We had circles and serpents and streaks of lightning all twined and wreathed and tied together, without a break throughout an area more than a mile square (that amount of ground was covered, though it was not strictly “square”), and it was with a feeling of placid exultation that we reflected that many years had elapsed since any visitor had seen such a splendid display—since any visitor had seen anything more than the now snubbed and insignificant “North” and “South” lakes in action. We had been reading old files of Hawaiian newspapers and the “Record Book” at the Volcano House, and were posted.
I could see the North Lake lying out on the black floor away off in the outer edge of our panorama, and knitted to it by a web-work of lava streams. In its individual capacity it looked very little more respectable than a schoolhouse on fire. True, it was about nine hundred feet long and two or three hundred wide, but then, under the present circumstances, it necessarily appeared rather insignificant, and besides it was so distant from us.

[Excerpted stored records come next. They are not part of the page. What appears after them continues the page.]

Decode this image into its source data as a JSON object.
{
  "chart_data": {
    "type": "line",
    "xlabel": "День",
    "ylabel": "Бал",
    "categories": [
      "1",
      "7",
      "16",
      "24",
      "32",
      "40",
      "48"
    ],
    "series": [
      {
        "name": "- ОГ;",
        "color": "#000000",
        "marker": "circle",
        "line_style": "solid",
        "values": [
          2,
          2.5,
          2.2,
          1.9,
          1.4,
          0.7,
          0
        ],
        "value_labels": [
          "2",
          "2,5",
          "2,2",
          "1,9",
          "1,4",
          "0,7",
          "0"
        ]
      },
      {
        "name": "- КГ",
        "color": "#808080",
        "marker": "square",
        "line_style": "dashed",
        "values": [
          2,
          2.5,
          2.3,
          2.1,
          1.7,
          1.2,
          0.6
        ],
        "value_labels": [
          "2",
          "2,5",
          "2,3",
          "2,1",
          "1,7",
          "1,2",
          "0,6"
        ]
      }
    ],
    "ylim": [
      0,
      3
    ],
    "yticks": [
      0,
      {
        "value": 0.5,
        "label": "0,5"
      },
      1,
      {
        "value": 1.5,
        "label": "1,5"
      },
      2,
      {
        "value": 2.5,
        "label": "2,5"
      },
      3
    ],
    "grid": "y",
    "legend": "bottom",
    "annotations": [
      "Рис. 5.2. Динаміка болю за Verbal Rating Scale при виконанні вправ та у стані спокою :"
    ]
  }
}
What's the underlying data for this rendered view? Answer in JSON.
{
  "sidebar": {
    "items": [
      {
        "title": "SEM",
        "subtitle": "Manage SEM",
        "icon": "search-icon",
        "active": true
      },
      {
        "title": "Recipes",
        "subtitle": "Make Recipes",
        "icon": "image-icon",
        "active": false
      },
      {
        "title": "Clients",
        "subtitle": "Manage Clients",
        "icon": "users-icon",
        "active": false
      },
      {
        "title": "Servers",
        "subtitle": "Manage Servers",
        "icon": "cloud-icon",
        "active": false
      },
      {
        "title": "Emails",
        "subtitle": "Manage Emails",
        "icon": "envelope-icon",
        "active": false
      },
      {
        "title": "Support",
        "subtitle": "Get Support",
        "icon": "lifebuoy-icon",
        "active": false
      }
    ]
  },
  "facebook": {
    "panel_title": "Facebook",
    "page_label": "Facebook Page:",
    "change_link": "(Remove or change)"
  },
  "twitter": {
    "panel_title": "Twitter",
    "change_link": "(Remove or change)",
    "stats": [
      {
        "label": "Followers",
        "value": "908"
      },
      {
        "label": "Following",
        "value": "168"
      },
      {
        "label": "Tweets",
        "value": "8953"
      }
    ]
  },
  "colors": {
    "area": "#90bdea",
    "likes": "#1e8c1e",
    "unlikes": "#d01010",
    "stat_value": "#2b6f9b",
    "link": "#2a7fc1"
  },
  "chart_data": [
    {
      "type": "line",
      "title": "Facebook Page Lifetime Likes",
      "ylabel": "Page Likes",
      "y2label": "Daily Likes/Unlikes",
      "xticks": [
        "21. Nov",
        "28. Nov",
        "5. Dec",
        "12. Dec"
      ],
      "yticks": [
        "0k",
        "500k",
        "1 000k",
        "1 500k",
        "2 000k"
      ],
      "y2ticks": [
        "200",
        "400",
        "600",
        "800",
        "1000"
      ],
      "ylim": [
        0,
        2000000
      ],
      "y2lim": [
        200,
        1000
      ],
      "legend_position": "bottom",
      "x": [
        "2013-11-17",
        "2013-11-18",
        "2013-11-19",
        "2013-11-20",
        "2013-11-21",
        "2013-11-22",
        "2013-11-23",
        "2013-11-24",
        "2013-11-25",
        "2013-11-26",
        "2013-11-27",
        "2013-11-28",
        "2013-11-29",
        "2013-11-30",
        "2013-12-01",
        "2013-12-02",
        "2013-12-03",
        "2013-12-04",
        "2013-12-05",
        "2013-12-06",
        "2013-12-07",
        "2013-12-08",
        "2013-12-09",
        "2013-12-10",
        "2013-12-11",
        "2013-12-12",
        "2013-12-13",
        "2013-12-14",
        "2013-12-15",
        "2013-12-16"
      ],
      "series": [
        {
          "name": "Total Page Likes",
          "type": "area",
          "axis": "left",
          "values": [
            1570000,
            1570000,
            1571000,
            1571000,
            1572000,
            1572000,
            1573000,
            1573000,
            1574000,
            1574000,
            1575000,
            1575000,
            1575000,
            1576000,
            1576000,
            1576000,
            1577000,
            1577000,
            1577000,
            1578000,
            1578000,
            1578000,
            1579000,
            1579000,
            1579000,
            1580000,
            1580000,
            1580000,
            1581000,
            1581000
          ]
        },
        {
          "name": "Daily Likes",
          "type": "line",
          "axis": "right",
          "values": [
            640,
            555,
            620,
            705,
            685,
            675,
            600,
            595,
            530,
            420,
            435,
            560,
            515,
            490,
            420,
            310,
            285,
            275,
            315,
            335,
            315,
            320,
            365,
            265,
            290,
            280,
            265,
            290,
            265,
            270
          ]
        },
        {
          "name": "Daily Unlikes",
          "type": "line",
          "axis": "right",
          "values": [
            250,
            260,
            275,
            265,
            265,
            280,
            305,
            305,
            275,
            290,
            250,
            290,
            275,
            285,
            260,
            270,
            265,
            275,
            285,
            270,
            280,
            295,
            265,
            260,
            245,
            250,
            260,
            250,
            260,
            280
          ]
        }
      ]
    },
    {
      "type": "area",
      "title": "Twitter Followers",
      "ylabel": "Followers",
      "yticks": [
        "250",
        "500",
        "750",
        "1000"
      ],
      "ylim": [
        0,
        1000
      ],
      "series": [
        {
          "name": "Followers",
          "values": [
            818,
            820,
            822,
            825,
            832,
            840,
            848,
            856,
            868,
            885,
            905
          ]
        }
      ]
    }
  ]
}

I forgot to say that the noise made by the bubbling lava is not great, heard as we heard it from our lofty perch. It makes three distinct sounds—a rushing, a hissing, and a coughing or puffing sound; and if you stand on the brink and close your eyes it is no trick at all to imagine that you are sweeping down a river on a large low-pressure steamer, and that you hear the hissing of the steam about her boilers, the puffing from her escape-pipes and the churning rush of the water abaft her wheels. The smell of sulphur is strong, but not unpleasant to a sinner.
We left the lookout house at ten o’clock in a half cooked condition, because of the heat from Pele’s furnaces, and wrapping up in blankets, for the night was cold, we returned to our Hotel.